Tuesday, February 15, 2005

Eyes Wide Shut/Eyes Wide Open

When it comes to the REAL costs of WAR, are Americans' eyes wide open or wide shut?

Have you heard about the "boots exhibit" "Eyes Wide Open," which I saw with friends in Austin this afternoon? "Eyes Wide Open" is sponsored by a Quaker group, the American Friends Service Committee. It travels next to Dallas, then to Los Angeles.

"Eyes Wide Open" is like a cemetery of about 2400 pairs of shoes, laid out neatly in rows on an open grassy area. The immediate sight of the display seems like a stunt, but soon the effect echoes and resonates and deepens toward that of a graveyard, and that's the idea. What seems at first a curious and strange arrangement gains of military boots and civilian shoes representing the American and Iraqi deaths resulting from what I must insist on calling the American war in Iraq.
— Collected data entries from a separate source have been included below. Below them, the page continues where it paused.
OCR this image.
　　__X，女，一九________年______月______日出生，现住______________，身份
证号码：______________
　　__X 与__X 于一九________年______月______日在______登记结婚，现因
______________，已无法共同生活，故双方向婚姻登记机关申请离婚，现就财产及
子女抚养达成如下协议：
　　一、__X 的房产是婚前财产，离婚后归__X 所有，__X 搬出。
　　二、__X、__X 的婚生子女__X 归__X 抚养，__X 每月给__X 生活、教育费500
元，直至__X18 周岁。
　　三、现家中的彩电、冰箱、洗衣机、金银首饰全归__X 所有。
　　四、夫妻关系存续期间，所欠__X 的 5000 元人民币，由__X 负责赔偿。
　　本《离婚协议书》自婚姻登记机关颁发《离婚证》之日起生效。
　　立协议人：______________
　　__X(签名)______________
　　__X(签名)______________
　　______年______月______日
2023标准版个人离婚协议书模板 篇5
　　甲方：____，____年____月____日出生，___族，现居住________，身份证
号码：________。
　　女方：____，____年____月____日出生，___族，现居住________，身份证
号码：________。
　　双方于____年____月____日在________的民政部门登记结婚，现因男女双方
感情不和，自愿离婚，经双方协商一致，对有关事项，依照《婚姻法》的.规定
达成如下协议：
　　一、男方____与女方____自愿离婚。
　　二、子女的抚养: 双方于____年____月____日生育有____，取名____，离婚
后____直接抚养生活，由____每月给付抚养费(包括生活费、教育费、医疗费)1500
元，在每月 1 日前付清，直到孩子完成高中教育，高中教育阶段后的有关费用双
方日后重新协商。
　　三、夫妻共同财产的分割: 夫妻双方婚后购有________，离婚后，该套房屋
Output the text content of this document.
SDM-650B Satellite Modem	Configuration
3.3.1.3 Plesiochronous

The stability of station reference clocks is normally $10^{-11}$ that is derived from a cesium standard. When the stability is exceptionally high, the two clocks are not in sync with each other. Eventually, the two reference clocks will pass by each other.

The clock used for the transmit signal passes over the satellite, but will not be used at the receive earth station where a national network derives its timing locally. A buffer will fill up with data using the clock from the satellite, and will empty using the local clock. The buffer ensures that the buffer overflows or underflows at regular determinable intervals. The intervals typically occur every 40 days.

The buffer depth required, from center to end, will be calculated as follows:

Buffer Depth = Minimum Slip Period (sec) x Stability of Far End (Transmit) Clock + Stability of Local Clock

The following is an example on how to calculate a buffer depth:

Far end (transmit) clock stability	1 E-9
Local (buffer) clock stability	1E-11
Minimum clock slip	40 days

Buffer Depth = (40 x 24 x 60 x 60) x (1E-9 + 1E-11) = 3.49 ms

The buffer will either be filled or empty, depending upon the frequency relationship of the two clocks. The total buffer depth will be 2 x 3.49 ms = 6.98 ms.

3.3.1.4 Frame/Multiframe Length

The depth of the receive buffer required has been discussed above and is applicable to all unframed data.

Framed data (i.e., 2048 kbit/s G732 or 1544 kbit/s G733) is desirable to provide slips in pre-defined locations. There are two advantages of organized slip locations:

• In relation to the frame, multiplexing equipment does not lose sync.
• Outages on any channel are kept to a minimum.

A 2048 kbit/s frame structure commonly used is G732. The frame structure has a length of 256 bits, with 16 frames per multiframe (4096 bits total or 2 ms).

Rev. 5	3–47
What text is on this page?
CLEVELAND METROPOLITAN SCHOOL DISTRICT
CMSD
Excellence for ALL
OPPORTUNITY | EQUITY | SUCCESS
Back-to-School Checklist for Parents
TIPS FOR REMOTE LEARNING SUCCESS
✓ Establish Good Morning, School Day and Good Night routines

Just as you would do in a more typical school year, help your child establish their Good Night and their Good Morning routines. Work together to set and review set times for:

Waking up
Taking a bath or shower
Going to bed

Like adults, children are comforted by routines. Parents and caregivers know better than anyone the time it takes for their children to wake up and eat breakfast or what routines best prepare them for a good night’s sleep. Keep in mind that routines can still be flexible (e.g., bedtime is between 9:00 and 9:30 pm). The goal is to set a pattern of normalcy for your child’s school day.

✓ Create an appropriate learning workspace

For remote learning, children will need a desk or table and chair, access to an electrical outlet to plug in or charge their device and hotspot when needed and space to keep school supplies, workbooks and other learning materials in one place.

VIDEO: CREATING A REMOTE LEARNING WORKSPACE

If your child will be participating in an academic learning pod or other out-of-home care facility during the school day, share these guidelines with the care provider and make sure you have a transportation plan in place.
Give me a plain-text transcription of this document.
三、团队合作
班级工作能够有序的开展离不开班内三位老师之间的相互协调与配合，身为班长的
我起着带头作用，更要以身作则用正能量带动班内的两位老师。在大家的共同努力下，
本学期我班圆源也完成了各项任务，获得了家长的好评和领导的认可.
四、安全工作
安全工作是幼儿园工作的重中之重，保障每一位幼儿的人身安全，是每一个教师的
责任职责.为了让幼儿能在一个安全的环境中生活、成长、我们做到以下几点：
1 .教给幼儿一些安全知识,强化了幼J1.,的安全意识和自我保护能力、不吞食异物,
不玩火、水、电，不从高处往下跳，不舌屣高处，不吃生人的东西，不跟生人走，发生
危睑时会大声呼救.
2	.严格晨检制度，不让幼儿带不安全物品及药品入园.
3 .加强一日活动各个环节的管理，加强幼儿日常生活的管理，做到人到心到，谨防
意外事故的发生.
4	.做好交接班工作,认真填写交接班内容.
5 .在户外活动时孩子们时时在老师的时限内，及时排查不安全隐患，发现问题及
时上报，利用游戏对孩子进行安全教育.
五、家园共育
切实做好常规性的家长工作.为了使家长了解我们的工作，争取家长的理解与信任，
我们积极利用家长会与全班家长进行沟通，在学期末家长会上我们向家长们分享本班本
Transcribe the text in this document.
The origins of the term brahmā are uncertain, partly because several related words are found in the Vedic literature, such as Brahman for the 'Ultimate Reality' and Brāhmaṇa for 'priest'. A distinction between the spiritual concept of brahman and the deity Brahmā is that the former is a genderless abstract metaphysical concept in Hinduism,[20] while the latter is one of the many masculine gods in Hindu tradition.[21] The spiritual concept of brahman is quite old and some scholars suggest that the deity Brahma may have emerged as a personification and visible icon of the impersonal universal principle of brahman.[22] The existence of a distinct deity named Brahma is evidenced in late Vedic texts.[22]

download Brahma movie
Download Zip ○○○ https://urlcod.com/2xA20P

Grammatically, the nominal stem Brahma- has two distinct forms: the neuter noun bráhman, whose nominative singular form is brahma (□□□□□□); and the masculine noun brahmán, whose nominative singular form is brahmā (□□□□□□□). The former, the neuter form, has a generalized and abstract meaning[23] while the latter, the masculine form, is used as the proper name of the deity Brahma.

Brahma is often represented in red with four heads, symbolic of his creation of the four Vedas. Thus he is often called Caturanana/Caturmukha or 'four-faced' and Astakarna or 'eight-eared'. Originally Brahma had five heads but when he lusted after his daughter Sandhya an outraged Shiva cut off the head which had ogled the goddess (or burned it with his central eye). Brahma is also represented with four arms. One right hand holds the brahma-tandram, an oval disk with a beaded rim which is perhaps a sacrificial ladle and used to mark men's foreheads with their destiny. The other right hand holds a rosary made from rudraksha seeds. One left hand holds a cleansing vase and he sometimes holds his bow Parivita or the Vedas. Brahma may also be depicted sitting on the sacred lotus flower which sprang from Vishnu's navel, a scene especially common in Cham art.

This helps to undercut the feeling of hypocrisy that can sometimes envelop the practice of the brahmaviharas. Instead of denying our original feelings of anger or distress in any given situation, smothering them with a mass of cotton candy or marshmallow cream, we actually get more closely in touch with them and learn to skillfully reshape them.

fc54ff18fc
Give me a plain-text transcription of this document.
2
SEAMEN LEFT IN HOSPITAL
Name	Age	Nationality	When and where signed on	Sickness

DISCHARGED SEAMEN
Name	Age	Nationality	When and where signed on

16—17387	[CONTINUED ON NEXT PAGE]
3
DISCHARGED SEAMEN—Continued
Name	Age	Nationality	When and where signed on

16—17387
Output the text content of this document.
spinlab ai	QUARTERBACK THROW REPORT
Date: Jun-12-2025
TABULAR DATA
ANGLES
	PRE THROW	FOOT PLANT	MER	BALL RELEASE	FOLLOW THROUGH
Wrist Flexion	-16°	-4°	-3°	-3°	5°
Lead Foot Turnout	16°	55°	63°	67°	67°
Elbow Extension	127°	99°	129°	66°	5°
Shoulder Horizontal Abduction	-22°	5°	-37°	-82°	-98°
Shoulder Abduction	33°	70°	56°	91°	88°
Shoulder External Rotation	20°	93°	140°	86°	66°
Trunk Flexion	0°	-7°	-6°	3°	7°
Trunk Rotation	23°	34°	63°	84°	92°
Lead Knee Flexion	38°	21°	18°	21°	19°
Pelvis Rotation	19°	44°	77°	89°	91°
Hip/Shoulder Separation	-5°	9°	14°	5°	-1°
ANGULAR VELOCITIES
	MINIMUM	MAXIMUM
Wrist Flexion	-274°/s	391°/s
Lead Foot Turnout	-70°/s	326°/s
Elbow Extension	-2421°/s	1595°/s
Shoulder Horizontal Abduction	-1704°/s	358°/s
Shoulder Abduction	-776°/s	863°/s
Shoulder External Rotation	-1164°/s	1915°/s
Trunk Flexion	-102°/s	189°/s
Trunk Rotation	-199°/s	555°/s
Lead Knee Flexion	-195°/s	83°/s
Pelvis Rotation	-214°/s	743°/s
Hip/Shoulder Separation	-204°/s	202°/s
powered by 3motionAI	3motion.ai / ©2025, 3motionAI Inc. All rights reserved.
As of February 15, 2005: 1462 military dead, 269 American contractors and service professionals, and between 14,000 and perhaps as many as 100,000 Iraqi citizens.

We - many Americans - would like to think that our investment of tax dollars and machinery and effort and trouble and misfortune and lives on both sides would be a good investment for a good cause - that our choice to start a war would slow or end the mistreatment and murder of Iraqis, but in fact, the death rate in Iraq has tripled since the coalition forces (90% American) launched this war March 20, 2003. Before that date, the top three causes of death amongst Iraqis were natural causes. Now the top cause is violent death by military action.

The costs are clear, or are they? This symbolic display intends to add some focus and clarity to those costs, in a visually poetic way, apparently merely curious to some visitors, wistful to others and heart-breaking to some.

1 Comments:

At 2/17/2005 8:33 AM, Anonymous Anonymous said...

This installation of boots was very chilling. The name tags, the pictures, the news articles, the momentos brought home the loss of lives and the waste. It opened my eyes.